Most of it manages to maintain a pseudo-academic tone that makes it all the more thrilling to read. But in the final paras, the geo-political analysis blended with (remarkably) the only overt racial slur in the whole piece:

"The situation the white race finds itself in today may therefore be unconditionally bleak, but in that hour when everything risks being lost, Faye believes a final opportunity for renaissance will present itself.

In this vein, he predicts that the dominant musical theme of the twenty-first century will be neither an orchestral ode to joy nor the doggerel of an urban savage, but rather a solemn military march based on ancient hymns. Europeans on both sides of the Atlantic, he advises, would do well to keep step with its strong, marked rhythm."

It's thrilling stuff. It's got echoes of cyberpunk - pseudo-science mixed with dystopian landscapes. It recalls the lurid 'hate sheets' depicted in Ellroys 'The Cold Six Thousand'. If anything, it's more compelling because of it's faux-sophistication. It's author is less interested in making a point than in acting out. It's tone is more narcissistic than it is Fascistic.

There are also a few cheap points that could be made about the similarities between the subjectivity and reductionism of this perspective and the pseudo-left's insistence that all problems are rooted in the nexus of the American model of capitalism, the Christian right, the geopolitics of oil, Zionism, and the corruption therein.

But I'll leave that kind of thing to Harry, Norm and the Popinjays.
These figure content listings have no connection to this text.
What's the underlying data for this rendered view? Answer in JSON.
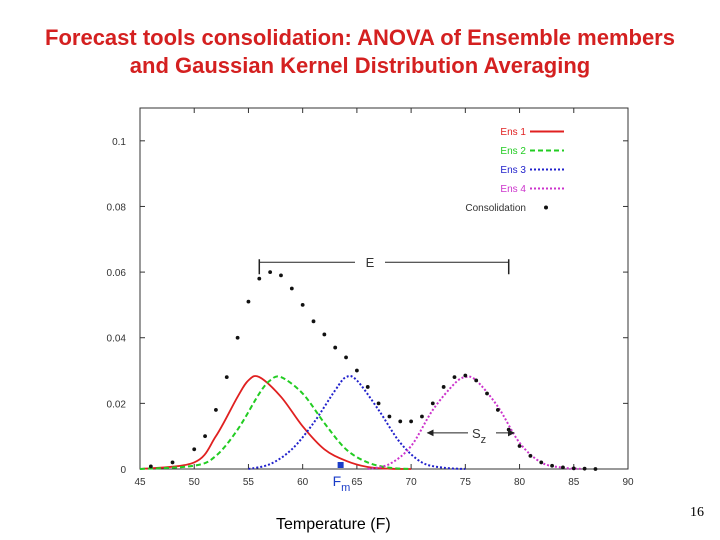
{
  "slide": {
    "title_line1": "Forecast tools consolidation:  ANOVA of Ensemble members",
    "title_line2": "and Gaussian Kernel Distribution Averaging",
    "page_number": "16"
  },
  "chart_data": {
    "type": "line",
    "title": "",
    "xlabel": "Temperature (F)",
    "ylabel": "",
    "xlim": [
      45,
      90
    ],
    "ylim": [
      0,
      0.11
    ],
    "xticks": [
      45,
      50,
      55,
      60,
      65,
      70,
      75,
      80,
      85,
      90
    ],
    "yticks": [
      {
        "value": 0,
        "label": "0"
      },
      {
        "value": 0.02,
        "label": "0.02"
      },
      {
        "value": 0.04,
        "label": "0.04"
      },
      {
        "value": 0.06,
        "label": "0.06"
      },
      {
        "value": 0.08,
        "label": "0.08"
      },
      {
        "value": 0.1,
        "label": "0.1"
      }
    ],
    "grid": false,
    "legend_position": "top-right",
    "series": [
      {
        "name": "Ens 1",
        "style": "solid",
        "color": "#e02020",
        "x": [
          45,
          50,
          52,
          54,
          55,
          56,
          58,
          60,
          62,
          64,
          66,
          68,
          70
        ],
        "y": [
          0,
          0.002,
          0.01,
          0.022,
          0.027,
          0.028,
          0.022,
          0.013,
          0.006,
          0.0025,
          0.0006,
          0.0001,
          0
        ]
      },
      {
        "name": "Ens 2",
        "style": "dashed",
        "color": "#22cc22",
        "x": [
          45,
          50,
          52,
          54,
          56,
          57,
          58,
          60,
          62,
          64,
          66,
          68,
          70
        ],
        "y": [
          0,
          0.001,
          0.004,
          0.012,
          0.023,
          0.027,
          0.028,
          0.023,
          0.014,
          0.006,
          0.002,
          0.0004,
          0
        ]
      },
      {
        "name": "Ens 3",
        "style": "dotted",
        "color": "#2222cc",
        "x": [
          55,
          57,
          59,
          61,
          63,
          64,
          65,
          67,
          69,
          71,
          73,
          75
        ],
        "y": [
          0,
          0.0015,
          0.006,
          0.014,
          0.024,
          0.028,
          0.027,
          0.018,
          0.008,
          0.002,
          0.0004,
          0
        ]
      },
      {
        "name": "Ens 4",
        "style": "dotted",
        "color": "#cc33cc",
        "x": [
          66,
          68,
          70,
          72,
          74,
          75,
          76,
          78,
          80,
          82,
          84,
          86
        ],
        "y": [
          0,
          0.0015,
          0.007,
          0.018,
          0.026,
          0.028,
          0.027,
          0.019,
          0.008,
          0.002,
          0.0004,
          0
        ]
      },
      {
        "name": "Consolidation",
        "style": "points",
        "color": "#111111",
        "x": [
          46,
          48,
          50,
          51,
          52,
          53,
          54,
          55,
          56,
          57,
          58,
          59,
          60,
          61,
          62,
          63,
          64,
          65,
          66,
          67,
          68,
          69,
          70,
          71,
          72,
          73,
          74,
          75,
          76,
          77,
          78,
          79,
          80,
          81,
          82,
          83,
          84,
          85,
          86,
          87
        ],
        "y": [
          0.0008,
          0.002,
          0.006,
          0.01,
          0.018,
          0.028,
          0.04,
          0.051,
          0.058,
          0.06,
          0.059,
          0.055,
          0.05,
          0.045,
          0.041,
          0.037,
          0.034,
          0.03,
          0.025,
          0.02,
          0.016,
          0.0145,
          0.0145,
          0.016,
          0.02,
          0.025,
          0.028,
          0.0285,
          0.027,
          0.023,
          0.018,
          0.012,
          0.007,
          0.004,
          0.002,
          0.001,
          0.0005,
          0.0002,
          0.0001,
          0
        ]
      }
    ],
    "annotations": {
      "E": {
        "label": "E",
        "x_start": 56,
        "x_end": 79,
        "y": 0.063
      },
      "Sz": {
        "label": "S",
        "subscript": "z",
        "x_start": 71.5,
        "x_end": 79.5,
        "y": 0.011
      },
      "Fm": {
        "label": "F",
        "subscript": "m",
        "x": 63.5,
        "y": 0.0005
      }
    }
  }
}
On the other hand, it also puts a lot of the backlash against multiculturalism in perspective. I don't think I'm alone in worrying about the way that (my) secularism is being invoked to undermine a cultural project that is still largely a remarkable success. When you read a Nazi trashing it in similar terms, it gives pause for thought.

1 comment:

brockway said...

So it's not what you write but the way that you write it that counts?

Maybe this explains why so many people are disengaged from the political process - they just can't find a good narrative to latch onto. Certainly most political literature suffers from being excrutiatingly dull. I used to buy the Morning Star when I was a teenager but was always secretly disappointed by its tedious prose and depressing lack of any 'let's storm the barricades' rhetoric. And I well remember the guilty thrill of getting my mitts on a copy of Mein Kampf only to find myself struggling to stay awake whilst reading it. Where's the snappy dialogue Adolf?

Personally I think the most intoxicating form of political prose has always been the slogan. Its brevity and simplicity give it a natural advantage over manifestos and political tracts. The Clash, who fetishized political iconography, understood this as well as anyone. Why drone on about geopolitics when you can just have Brigate Rosse and a sten-gun emblazoned on your tee-shirt? Or 'fight the power' or 'rage against the machine' or 'never trust a hippy'...

Faye's book sounds like archetypal apocalypse literature to me. Firstly 'imagine the disaster'; then use the notion of an impending catastrophe to create a tense time running out dynamic (much utilized in thrillers); and finally deliver your apocalypse. Admittedly O'Meara relates this with much relish and gusto. He like Faye, I'm sure, must be aware that apocalyptic nightmares make for a more compelling read than placid utopian visions. But I do wonder if the book actually lives up to the review.